F. Table Summary of Management and
Surveillance
Condition
|
Management
|
Surveillance Interval
|
Pediatric Considerations
|
| Nondysplastic BE |
Long-term, Standard-dose PPI or Antireflux
Surgery |
Every 3-5 Years |
Individualize; consider risks of endoscopy,
severity of symptoms, and potential benefit. Less frequent
surveillance may be appropriate due to lower cancer risk. |
| Low-Grade Dysplasia (LGD) |
Long-term, Standard-dose PPI; Repeat
endoscopy to confirm, Endoscopic Therapy |
Every 6-12 Months |
Careful monitoring and consideration of
endoscopic therapy if LGD is confirmed. |
| High-Grade Dysplasia (HGD) |
Endoscopic Therapy (RFA, EMR); Esophagectomy
in select cases |
Every 3 Months |
Requires expert multidisciplinary management.
The role of esophagectomy in children is extremely rare. |
G. Future Directions:
- Prospective Pediatric Studies: There
is a need for prospective, multi-center studies to better
understand the natural history of BE in children, to identify
risk factors for progression to dysplasia and EA, and to develop
evidence-based guidelines for surveillance and management.

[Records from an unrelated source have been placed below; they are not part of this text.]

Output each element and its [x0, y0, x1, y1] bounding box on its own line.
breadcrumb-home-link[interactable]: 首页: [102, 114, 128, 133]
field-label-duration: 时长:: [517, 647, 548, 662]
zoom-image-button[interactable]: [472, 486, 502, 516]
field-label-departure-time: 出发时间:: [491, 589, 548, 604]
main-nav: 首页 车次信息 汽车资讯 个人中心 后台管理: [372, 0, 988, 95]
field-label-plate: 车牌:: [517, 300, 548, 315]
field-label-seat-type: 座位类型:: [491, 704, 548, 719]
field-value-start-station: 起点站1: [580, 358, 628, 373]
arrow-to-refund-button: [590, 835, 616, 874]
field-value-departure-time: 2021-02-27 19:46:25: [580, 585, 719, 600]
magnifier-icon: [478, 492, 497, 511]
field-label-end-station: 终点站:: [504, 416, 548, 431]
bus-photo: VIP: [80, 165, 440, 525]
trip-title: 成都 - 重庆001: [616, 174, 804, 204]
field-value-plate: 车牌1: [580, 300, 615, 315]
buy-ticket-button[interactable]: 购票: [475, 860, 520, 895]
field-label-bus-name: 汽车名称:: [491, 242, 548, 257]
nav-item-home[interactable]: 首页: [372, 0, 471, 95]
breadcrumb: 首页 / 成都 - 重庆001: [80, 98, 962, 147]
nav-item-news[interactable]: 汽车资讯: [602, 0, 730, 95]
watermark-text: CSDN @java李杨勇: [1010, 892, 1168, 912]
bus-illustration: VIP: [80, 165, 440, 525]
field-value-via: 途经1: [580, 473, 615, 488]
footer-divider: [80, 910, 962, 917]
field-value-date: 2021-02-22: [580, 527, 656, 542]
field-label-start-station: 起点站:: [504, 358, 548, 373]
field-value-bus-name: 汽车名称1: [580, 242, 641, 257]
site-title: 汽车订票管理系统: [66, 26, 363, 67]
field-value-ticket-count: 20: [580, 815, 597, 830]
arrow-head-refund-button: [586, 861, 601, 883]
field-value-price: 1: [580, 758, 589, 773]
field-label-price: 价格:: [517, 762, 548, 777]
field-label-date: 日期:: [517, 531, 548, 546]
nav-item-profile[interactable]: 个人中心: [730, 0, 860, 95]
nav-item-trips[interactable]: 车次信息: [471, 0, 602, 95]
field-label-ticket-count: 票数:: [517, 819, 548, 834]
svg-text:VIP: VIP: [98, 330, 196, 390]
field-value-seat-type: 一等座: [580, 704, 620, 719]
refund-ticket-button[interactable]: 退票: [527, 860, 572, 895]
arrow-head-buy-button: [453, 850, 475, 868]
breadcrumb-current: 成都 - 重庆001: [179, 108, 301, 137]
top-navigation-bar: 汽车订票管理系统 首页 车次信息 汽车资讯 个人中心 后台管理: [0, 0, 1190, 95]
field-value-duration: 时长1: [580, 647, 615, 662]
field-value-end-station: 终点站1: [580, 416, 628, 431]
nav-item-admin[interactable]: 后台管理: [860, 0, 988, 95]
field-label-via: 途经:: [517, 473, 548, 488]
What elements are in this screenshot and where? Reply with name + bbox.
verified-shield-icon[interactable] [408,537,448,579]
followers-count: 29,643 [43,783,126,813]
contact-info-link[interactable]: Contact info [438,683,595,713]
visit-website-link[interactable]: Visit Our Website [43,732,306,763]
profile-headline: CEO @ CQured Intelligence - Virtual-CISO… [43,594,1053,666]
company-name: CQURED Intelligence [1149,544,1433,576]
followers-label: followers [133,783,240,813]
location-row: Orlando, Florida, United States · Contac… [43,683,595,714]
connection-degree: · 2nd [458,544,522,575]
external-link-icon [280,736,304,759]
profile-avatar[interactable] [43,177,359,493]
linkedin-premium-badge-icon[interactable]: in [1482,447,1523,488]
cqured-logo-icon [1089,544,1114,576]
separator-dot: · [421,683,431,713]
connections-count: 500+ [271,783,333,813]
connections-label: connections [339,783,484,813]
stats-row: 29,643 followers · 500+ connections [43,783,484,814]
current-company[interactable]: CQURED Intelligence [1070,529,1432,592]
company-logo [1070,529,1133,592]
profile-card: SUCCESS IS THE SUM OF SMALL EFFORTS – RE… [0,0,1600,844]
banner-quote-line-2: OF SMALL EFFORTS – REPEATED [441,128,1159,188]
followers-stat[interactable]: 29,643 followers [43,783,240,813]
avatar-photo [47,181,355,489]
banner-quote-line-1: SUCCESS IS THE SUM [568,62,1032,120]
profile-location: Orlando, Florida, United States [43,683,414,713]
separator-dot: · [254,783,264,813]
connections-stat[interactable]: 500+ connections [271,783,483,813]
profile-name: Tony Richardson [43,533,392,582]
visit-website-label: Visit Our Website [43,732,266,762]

- Biomarker Research: Research into
biomarkers that can predict the risk of progression to dysplasia
and EA in children with BE is warranted.
- Improved Endoscopic Techniques: Development
of improved endoscopic imaging techniques to better detect
dysplasia in children with BE is needed.
- Quality of Life: Studies are needed
to assess the impact of BE and its treatment on the quality of
life of children and their families.
Conclusion:
Barrett esophagus, while less common in children than in adults, is
a significant condition that can predispose to esophageal
adenocarcinoma. Children with severe, chronic GERD are at increased
risk. Due to the lack of specific pediatric guidelines, management
strategies are often extrapolated from adult recommendations,
emphasizing long-term acid suppression with PPIs and surveillance
endoscopy to detect dysplasia. Further research is needed to better
understand the natural history of BE in the pediatric population, to
develop evidence-based guidelines for surveillance and management,
and to improve outcomes for children with this condition. Management
requires a multidisciplinary approach with a pediatric
gastroenterologist leading the care team.